In 1783, Thomas Bull purchased 515 acres of land with a home from his employers at Warwick Furnace, Thomas Rutter and Samuel Potts. The land was probably a part of the original land owned by Warwick Furnace that was located nearby as was the village of Warwick and St Mary’s Church in East Nantmeal Township, in Chester County, Pennsylvania. The following narrative is pulled directly from a website describing the “Thomas Bull House” which in 1979 was listed on the National Register of Historical Places.
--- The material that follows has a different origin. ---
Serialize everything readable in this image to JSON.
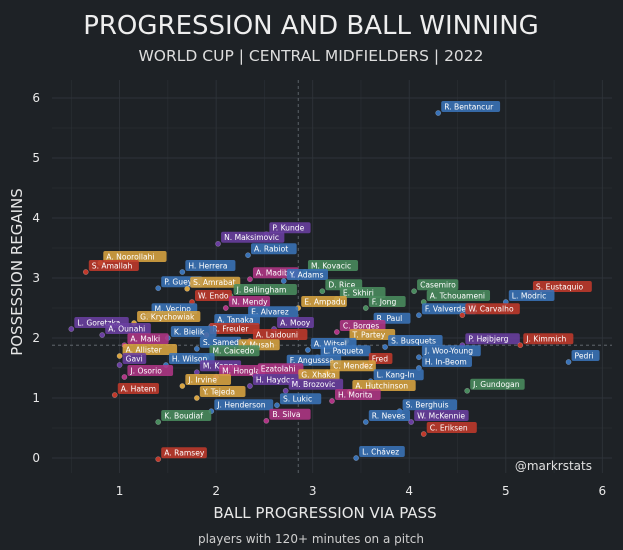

 “After the war, Bull took up the affairs of Warwick Furnace and applied himself to improving his plantation. He was already a citizen of substantial wealth, with property valued at 1,335 pounds in 1785, including two slaves. By 1803, when the tax lists were computed in dollars, his property was valued at $8,684. His neighbors, following the colonial and Federal pattern, accorded him an important place in political leadership. He was a member of the conventions which framed and ratified the state constitution of Pennsylvania in 1789-90. From 1793-1801, he represented Chester and Delaware Counties in the State Assembly. Bull felt more compelled by his business interests; and retired from politics following the turn of the century. He acquired a 9/16 interest in Joanne Furnace, and in 1812 was an advocate of the Conestoga Turnpike, which promised both direct profits and promotion of the area’s economy. Thomas Bull died in 1836; his land and mansion house passed to his son, Levi.”
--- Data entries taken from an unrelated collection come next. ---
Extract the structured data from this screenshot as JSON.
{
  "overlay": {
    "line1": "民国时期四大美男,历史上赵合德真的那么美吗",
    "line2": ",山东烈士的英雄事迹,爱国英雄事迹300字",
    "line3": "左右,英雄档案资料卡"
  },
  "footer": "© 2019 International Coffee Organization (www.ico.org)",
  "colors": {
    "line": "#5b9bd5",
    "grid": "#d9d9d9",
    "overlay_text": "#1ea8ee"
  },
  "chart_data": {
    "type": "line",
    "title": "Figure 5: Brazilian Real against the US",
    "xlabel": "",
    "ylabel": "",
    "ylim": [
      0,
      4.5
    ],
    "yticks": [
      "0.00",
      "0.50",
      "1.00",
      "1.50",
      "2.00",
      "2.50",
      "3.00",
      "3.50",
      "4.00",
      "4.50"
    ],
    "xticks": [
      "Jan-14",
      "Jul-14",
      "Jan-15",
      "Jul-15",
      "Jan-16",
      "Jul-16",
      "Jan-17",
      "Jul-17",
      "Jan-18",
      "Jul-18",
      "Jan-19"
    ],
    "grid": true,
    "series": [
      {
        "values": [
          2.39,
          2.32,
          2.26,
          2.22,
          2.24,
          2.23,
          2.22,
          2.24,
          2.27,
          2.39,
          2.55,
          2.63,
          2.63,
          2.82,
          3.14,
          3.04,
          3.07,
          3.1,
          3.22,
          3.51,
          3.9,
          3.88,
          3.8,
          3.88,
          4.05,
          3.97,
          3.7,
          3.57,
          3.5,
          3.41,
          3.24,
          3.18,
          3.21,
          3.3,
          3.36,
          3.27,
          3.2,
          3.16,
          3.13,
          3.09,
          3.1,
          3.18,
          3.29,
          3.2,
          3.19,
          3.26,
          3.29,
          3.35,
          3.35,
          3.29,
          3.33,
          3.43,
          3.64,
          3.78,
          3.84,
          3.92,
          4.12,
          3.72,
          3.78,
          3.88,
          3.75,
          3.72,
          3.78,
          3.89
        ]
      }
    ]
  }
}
The Thomas Bull House pictured above is located on Bulltown Road near Warwick. Today it is a private home and as shown in the photograph it has been beautifully restored and maintained. Thomas Bull named his “plantation” home “Mount Pleasant” and on the site by his home he constructed a tenant house, a blacksmith shop, a saw/grist mill and two lime kilns. In recent times, a housing development company purchased 70 acres across the street to the west from the Thomas Bull house and began construction of a high end community of 36 home sites that they have named “Old Bulltown Village.” The million dollar plus homes are being constructed along the design lines of the Thomas Bull House using lots of stone in the architectural style of 18th century Pennsylvania. The homes are surrounded by a golf course named French Creek Golf Club. The old Thomas Bull House is surrounded on the east by another golf course, the Stone Wall Golf Club. Both golf courses are first class and quite beautiful but one has to ask – is Thomas Bull rolling over in his grave when he sees what they have done to his lovely country estate?

Ann Hunter Bull died in 1817 at the age of 71. Thomas Bull remarried a Lydia Cromwell at the age of 75. Lydia outlived by several years her husband Thomas Bull who died at the age of 93. He is buried in the cemetery of St Mary’s Church where he had served as a vestryman in the years 1788, 89, 90, and 99. Alongside Thomas lies his wife Ann Hunter Bull.


Cathy said...

Hi, I find your post very informative. Thank you for making this topic intriguing and enjoyable to read for everyone. I would certainly try and refer this to my peers. Great job!

Anonymous said...

So how do you suspect Thomas Bull (1738-1787) of Chester County fits into this discussion about your Thomas Bull's parentage? He was a yeoman born and bred in Chester. His wife was also named Sarah (b. circa 1740-abt 1815), but her parentage is unknown. Many trees on Ancestry have confused the two men (easy to do with similar locales, dates of birth and wives).

Interviews done in the 1800s in the neighborhood by family genealogists procured information that yeoman Thomas Bull was related to the "other" Bull family in the area, but they did not know how. Indeed, several of his daughter's biographies recites that she is related as a sister or daughter to Col. John Bull of Revolutionary War fame (depending on the document). This is clearly not true, since her parentage is well-documented in court records and her father's will, but it is tantalizing as a clue.

Either way, I'd be interested in talking further with you about this.